As the ball skidded off the top of Wayne Rooney’s head, all you could think of was, Peter Crouch. Fabio should look up how many times the 6-foot-7 Crouch has scored for England.
More action to come
The next two games for England and the USA are against Algeria and Slovenia who were both awful when they played each other. One fan looked like he was trying to escape by climbing a light tower but was hauled back in by security, so they wouldn’t have more empty seats show up on TV.
These empty seats, by the way, must help the USA’s bid to host the World Cup in 2018 or 2022. 1994 in the USA is still the most attended FIFA World Cup ever. Let’s hope they give us a chance to top it.
So, the verdict on the first set of games is, perhaps, not bad but still not great. We are waiting for some better matchups in the second games, as a draw is no longer a good result. Winners of their first game usually advance, though not always, losers of the first game almost never advance.
A draw keeps a country in it for another game. That accounts for the cautious second halves in many of these games. Hopefully there is an improvement in the next round of games as places in the second round must be won, not just preserved.
Spending every other summer glued to the television or watching in person the World Cup and Euro Championships, David Cope is the soccer coach for both varsity teams at Battle Mountain. In the small windows between games, he will be writing a regular column for the Vail Daily and checking in on his family.
Cope’s must-see TV
Today, 12:30 p.m., ESPN2: France-Mexico … Each team has a point. Mexico is playing well and France are in disarray, but we’ve seen this type of start before from France, notably in 2006 when they reached the final. Don’t count on it this time. I see Uruguay and Mexico in the next round.

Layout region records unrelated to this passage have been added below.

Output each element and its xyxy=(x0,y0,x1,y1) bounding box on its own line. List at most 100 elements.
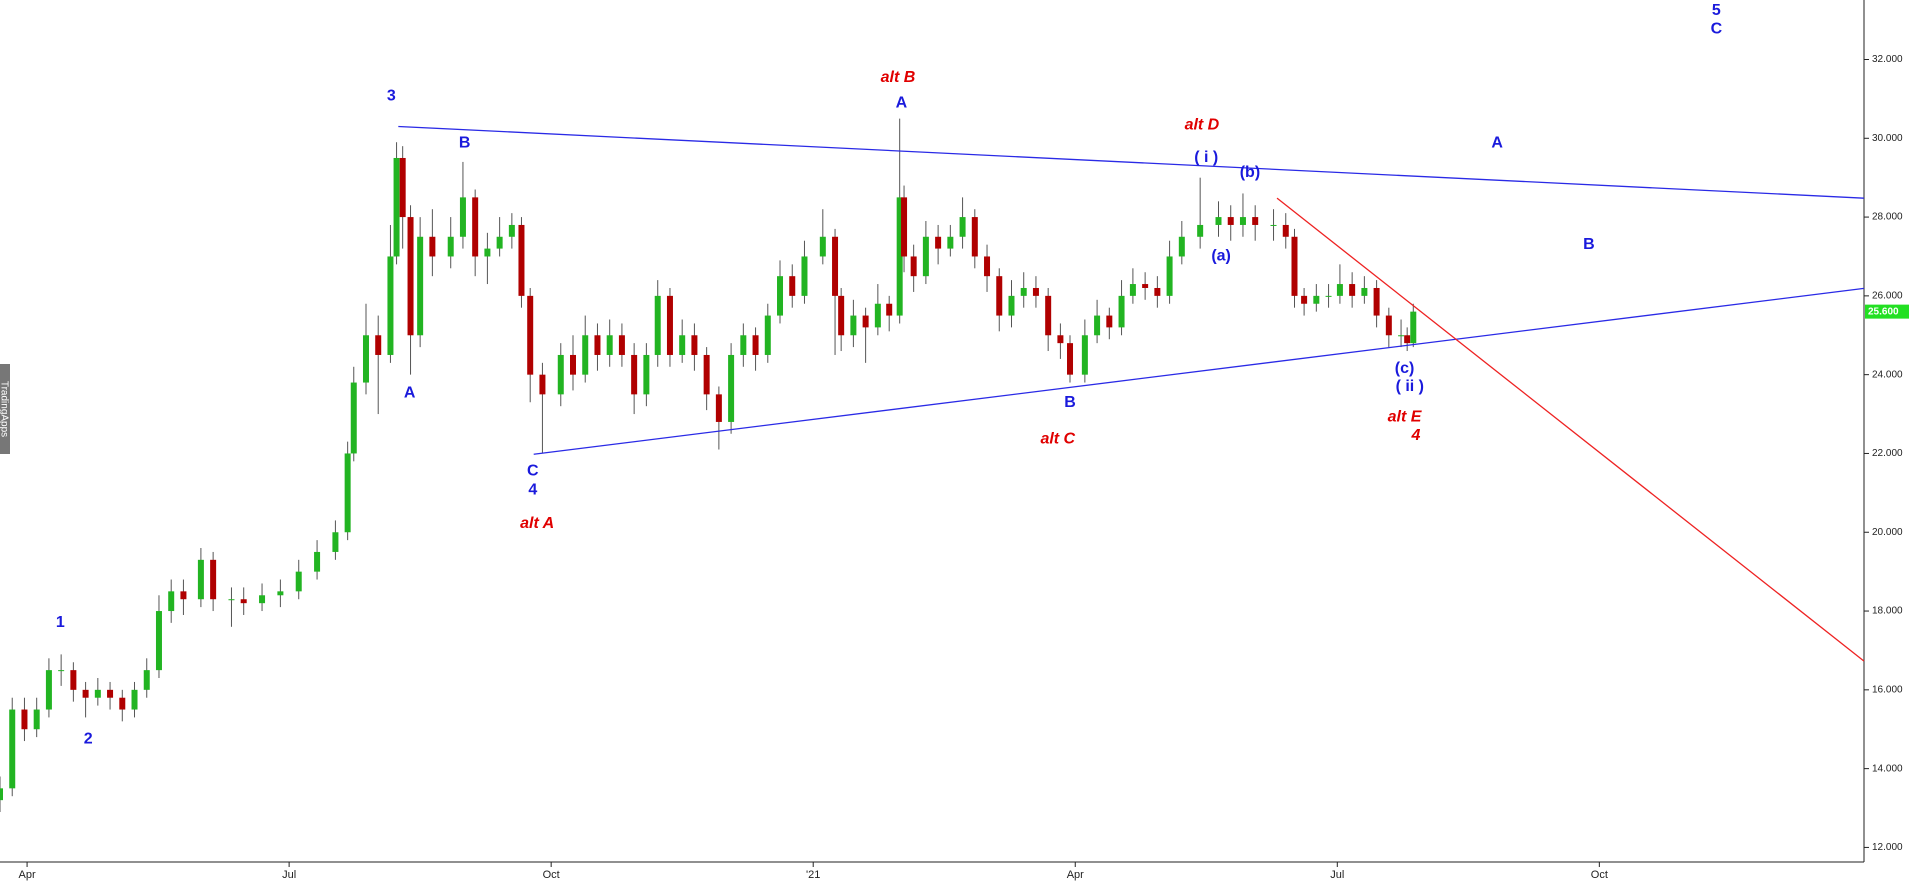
candle-body xyxy=(240,599,247,604)
candle-body xyxy=(594,335,601,355)
candle-body xyxy=(1349,284,1356,296)
candle-body xyxy=(1239,217,1246,225)
wave-label: (a) xyxy=(1211,248,1231,265)
y-tick-label: 20.000 xyxy=(1872,527,1903,538)
candle-body xyxy=(832,236,839,296)
candle-body xyxy=(131,689,138,710)
candle-body xyxy=(764,315,771,355)
candle-body xyxy=(910,256,917,277)
candle-body xyxy=(143,670,150,690)
candle-body xyxy=(1154,287,1161,296)
x-tick-label: Oct xyxy=(543,869,560,881)
wave-label: B xyxy=(1583,236,1595,253)
candle-body xyxy=(1373,287,1380,316)
x-tick-label: Jul xyxy=(282,869,296,881)
candle-body xyxy=(570,354,577,375)
candle-body xyxy=(1325,295,1332,297)
candle-body xyxy=(896,197,903,316)
watermark: TradingApps xyxy=(0,381,9,437)
candle-body xyxy=(344,453,351,533)
wave-label: A xyxy=(404,384,416,401)
candle-body xyxy=(922,236,929,277)
candle-body xyxy=(1215,217,1222,225)
candle-body xyxy=(399,157,406,218)
candle-body xyxy=(180,591,187,600)
y-tick-label: 26.000 xyxy=(1872,291,1903,302)
candle-body xyxy=(45,670,52,710)
candle-body xyxy=(1178,236,1185,257)
candle-body xyxy=(1142,284,1149,288)
candle-body xyxy=(752,335,759,355)
x-tick-label: Jul xyxy=(1330,869,1344,881)
x-tick-label: Oct xyxy=(1591,869,1608,881)
candle-body xyxy=(1166,256,1173,296)
candle-body xyxy=(582,335,589,375)
candle-body xyxy=(901,197,908,257)
candle-body xyxy=(1227,217,1234,225)
candle-body xyxy=(996,276,1003,316)
candle-body xyxy=(801,256,808,296)
candle-body xyxy=(1410,311,1417,344)
candle-body xyxy=(459,197,466,237)
candle-body xyxy=(484,248,491,257)
wave-label: C xyxy=(1711,20,1723,37)
candle-body xyxy=(472,197,479,257)
candle-body xyxy=(862,315,869,328)
candle-body xyxy=(740,335,747,355)
x-tick-label: '21 xyxy=(806,869,820,881)
candle-body xyxy=(314,551,321,572)
candle-body xyxy=(935,236,942,249)
candle-body xyxy=(850,315,857,336)
trend-line xyxy=(1276,197,1865,662)
candle-body xyxy=(1282,224,1289,237)
candle-body xyxy=(362,335,369,383)
candle-body xyxy=(407,217,414,336)
candle-body xyxy=(1032,287,1039,296)
y-tick-label: 12.000 xyxy=(1872,842,1903,853)
candle-body xyxy=(971,217,978,257)
candle-body xyxy=(886,303,893,316)
candle-body xyxy=(777,276,784,316)
candle-body xyxy=(9,709,16,789)
wave-label: (c) xyxy=(1395,360,1415,377)
candle-body xyxy=(1094,315,1101,336)
wave-label: alt C xyxy=(1040,430,1075,447)
candle-body xyxy=(1106,315,1113,328)
candle-body xyxy=(1129,284,1136,296)
candle-body xyxy=(350,382,357,454)
candle-body xyxy=(789,276,796,296)
candle-body xyxy=(33,709,40,730)
candle-body xyxy=(715,394,722,422)
wave-label: ( ii ) xyxy=(1396,378,1424,395)
candle-body xyxy=(1252,217,1259,225)
candle-body xyxy=(387,256,394,355)
candle-body xyxy=(643,354,650,395)
candle-body xyxy=(654,295,661,355)
trend-line xyxy=(533,287,1865,455)
x-tick-label: Apr xyxy=(19,869,36,881)
x-tick-label: Apr xyxy=(1067,869,1084,881)
wave-label: 4 xyxy=(528,482,537,499)
candle-body xyxy=(838,295,845,336)
candle-body xyxy=(728,354,735,422)
candle-body xyxy=(703,354,710,395)
wave-label: C xyxy=(527,462,539,479)
y-tick-label: 32.000 xyxy=(1872,54,1903,65)
candle-body xyxy=(94,689,101,698)
watermark-tab xyxy=(0,364,10,454)
y-tick-label: 14.000 xyxy=(1872,763,1903,774)
wave-label: alt A xyxy=(520,515,554,532)
candle-body xyxy=(277,591,284,596)
wave-label: alt D xyxy=(1185,117,1220,134)
y-tick-label: 30.000 xyxy=(1872,133,1903,144)
candle-body xyxy=(1081,335,1088,375)
candle-body xyxy=(375,335,382,355)
candle-body xyxy=(393,157,400,257)
candle-body xyxy=(518,224,525,296)
wave-label: 2 xyxy=(84,730,93,747)
candle-body xyxy=(1008,295,1015,316)
wave-label: B xyxy=(459,135,471,152)
candle-body xyxy=(228,599,235,601)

Friday, 8 a.m., ESPN,: Slovenia-U.S.A. … Almost a must win if the U.S. hope to advance.
Saturday, 12:30 p.m., ABC: Cameroon -Denmark … Somebody must win this game or they are both out.
Sunday, 12:30 p.m., ABC: Brazil-Ivory Coast … Marquee matchup of the first round. Didier Drogba’s arm is getting better each day. Brazil have yet to hit their stride. A draw or win could be the difference that sees Ivory Coast as the only African team to advance to the second round.
Monday, 12:30 p.m., ESPN: Spain-Honduras … Can Spain rebound against our Central American neighbors? They’ll need to or face a shocking first round exit. We might see a load of goals from Spain or one of the biggest World Cup busts ever.